Niestety w Polsce wielu polityków, większość księży i spora część społeczeństwa wciąż zgadza się na taki sposób działania. Takie postępowanie ma usprawiedliwiać to, że podobno nasze społeczeństwo jest niemalże w całości katolickie.
Tymczasem Polska nigdy nie była aż tak rzymskokatolicka, jak wmawia nam wielu polityków świeckich i duchownych. Rzeczpospolita Obojga Narodów była najbardziej zróżnicowanym religijnie i etnicznie państwem ówczesnej Europy. Jeszcze niespełna sto lat temu, rzymskimi katolikami było jedynie 65 % społeczeństwa. W II RP 35% obywateli stanowili prawosławni (12%), grekokatolicy (10,5%), żydzi (10,5%), protestanci, (2,5%) oraz wolnomyśliciele (1%), bo tak kiedyś nazywano niewierzących. Tę różnorodność kultur i wyznań naszego państwa zniszczyli Hitler i Stalin.

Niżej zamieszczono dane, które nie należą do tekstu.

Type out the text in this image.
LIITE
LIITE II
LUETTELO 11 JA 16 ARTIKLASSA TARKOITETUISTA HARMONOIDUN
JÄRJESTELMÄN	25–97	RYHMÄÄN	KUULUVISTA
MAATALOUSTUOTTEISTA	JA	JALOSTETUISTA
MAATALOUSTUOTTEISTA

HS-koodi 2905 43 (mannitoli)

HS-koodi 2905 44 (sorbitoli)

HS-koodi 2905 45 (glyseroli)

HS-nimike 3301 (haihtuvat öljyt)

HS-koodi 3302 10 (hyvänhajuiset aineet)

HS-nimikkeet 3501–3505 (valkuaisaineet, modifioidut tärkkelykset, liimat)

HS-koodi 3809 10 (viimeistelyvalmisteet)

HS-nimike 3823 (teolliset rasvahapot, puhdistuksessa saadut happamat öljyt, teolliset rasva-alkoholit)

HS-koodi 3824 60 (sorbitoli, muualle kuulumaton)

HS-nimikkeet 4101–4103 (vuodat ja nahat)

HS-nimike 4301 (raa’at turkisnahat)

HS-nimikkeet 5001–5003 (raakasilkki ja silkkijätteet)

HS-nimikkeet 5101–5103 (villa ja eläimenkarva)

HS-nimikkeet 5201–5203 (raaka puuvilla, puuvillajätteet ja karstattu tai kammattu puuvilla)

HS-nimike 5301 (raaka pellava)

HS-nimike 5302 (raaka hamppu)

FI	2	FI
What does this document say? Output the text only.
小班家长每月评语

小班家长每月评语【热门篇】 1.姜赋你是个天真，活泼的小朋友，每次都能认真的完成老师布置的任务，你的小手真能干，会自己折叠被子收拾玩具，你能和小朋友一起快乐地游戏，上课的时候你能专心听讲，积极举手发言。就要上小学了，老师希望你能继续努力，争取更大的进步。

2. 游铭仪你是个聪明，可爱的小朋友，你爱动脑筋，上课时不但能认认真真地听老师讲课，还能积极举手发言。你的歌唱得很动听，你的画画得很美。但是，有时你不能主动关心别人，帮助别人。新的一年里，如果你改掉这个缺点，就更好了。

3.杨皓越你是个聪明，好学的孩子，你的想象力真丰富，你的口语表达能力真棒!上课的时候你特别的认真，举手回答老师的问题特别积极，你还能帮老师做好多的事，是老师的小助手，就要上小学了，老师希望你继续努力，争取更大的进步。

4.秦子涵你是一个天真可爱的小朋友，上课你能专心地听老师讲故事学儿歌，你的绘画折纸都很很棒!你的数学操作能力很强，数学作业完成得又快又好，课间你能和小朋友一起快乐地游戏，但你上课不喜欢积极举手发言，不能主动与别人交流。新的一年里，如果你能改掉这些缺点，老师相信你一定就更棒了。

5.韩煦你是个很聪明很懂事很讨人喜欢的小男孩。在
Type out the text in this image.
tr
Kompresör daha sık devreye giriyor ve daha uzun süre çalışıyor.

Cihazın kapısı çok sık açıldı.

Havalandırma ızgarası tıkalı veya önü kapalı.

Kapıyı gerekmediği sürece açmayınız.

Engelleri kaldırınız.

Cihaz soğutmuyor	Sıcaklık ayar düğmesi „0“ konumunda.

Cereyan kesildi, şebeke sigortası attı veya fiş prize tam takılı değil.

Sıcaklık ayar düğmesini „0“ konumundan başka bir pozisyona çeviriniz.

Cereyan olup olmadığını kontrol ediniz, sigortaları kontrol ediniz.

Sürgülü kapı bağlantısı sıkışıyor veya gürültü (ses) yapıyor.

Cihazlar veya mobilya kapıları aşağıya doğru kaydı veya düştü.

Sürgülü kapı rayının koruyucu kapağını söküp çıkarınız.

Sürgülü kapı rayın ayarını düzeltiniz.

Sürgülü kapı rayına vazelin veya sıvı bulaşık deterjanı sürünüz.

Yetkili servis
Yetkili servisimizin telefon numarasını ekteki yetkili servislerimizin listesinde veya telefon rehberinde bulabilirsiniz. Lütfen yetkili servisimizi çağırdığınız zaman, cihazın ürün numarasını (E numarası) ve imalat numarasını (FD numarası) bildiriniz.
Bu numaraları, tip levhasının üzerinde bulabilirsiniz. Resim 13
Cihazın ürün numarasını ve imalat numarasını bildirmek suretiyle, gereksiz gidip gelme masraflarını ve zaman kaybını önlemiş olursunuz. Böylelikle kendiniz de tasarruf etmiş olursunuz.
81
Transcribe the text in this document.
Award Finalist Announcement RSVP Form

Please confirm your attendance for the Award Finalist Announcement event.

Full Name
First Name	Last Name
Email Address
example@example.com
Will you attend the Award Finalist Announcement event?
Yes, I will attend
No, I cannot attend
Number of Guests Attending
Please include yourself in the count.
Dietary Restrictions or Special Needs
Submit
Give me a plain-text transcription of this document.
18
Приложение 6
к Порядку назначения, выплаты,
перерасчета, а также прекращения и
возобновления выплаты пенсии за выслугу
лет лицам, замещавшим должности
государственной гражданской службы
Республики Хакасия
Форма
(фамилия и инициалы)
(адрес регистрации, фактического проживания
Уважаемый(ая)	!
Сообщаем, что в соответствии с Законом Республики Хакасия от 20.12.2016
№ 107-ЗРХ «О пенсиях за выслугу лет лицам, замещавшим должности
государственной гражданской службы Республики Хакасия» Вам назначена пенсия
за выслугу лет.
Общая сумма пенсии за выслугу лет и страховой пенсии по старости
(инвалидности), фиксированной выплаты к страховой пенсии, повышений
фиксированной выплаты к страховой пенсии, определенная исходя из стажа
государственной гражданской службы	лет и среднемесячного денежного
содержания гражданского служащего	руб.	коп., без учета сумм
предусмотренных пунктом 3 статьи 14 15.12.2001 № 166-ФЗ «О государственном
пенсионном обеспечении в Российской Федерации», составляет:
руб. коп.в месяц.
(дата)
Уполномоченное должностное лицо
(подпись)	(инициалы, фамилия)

Nie oznacza to jednak, że dzisiaj jesteśmy społeczeństwem jednolitym pod względem religijnym. Nie tylko dlatego, że liczba wyznawców innych religii w naszym kraju stopniowo rośnie. Przede wszystkim z tego powodu, że jedynie mniejszość tej ogromnej większości ochrzczonych poczuwa się do związku z kościołem. Jak pokazują badania wewnątrzkościelne, odsetek parafian co tydzień uczęszczających na msze, tzw. dominicantes, z roku na rok maleje. Obecnie jest to jedynie 28% wiernych. Choć większość społeczeństwa uważa się za katolików, to jednak tylko ok. 10% uważa się za osoby głęboko wierzące. Zatem najliczniejszą zbiorowością w Polsce są faktycznie katolicy, ale wyłącznie tzw. kulturowi.
Jestem jedną z takich osób. Już w szkole średniej uznałem, że wolę racjonalizm od metafizyki, postęp od tradycji, prostotę od rytuałów. Takich jedynie kulturowych katolików są w naszym kraju miliony. Z roku na rok jest nas coraz więcej. My, katolicy wyłącznie kulturowi, nie stanowimy jednolitej grupy. Są wśród nas wierzący po swojemu i niewierzący, chodzący do kościoła kilka razy do roku lub wcale. Ogromna większość z nas nie sformalizowała swojego rozstania z kościołem apostazją. Wybraliśmy własną drogę w różnych fazach życia i z różnych powodów. Zrobiliśmy to świadomie. Nie życzymy sobie, żeby traktowano nas jak „zbłąkane owieczki Kościoła”, zobowiązane do dożywotniego posłuszeństwa wobec biskupów z racji chrztu w okresie niemowlęctwa.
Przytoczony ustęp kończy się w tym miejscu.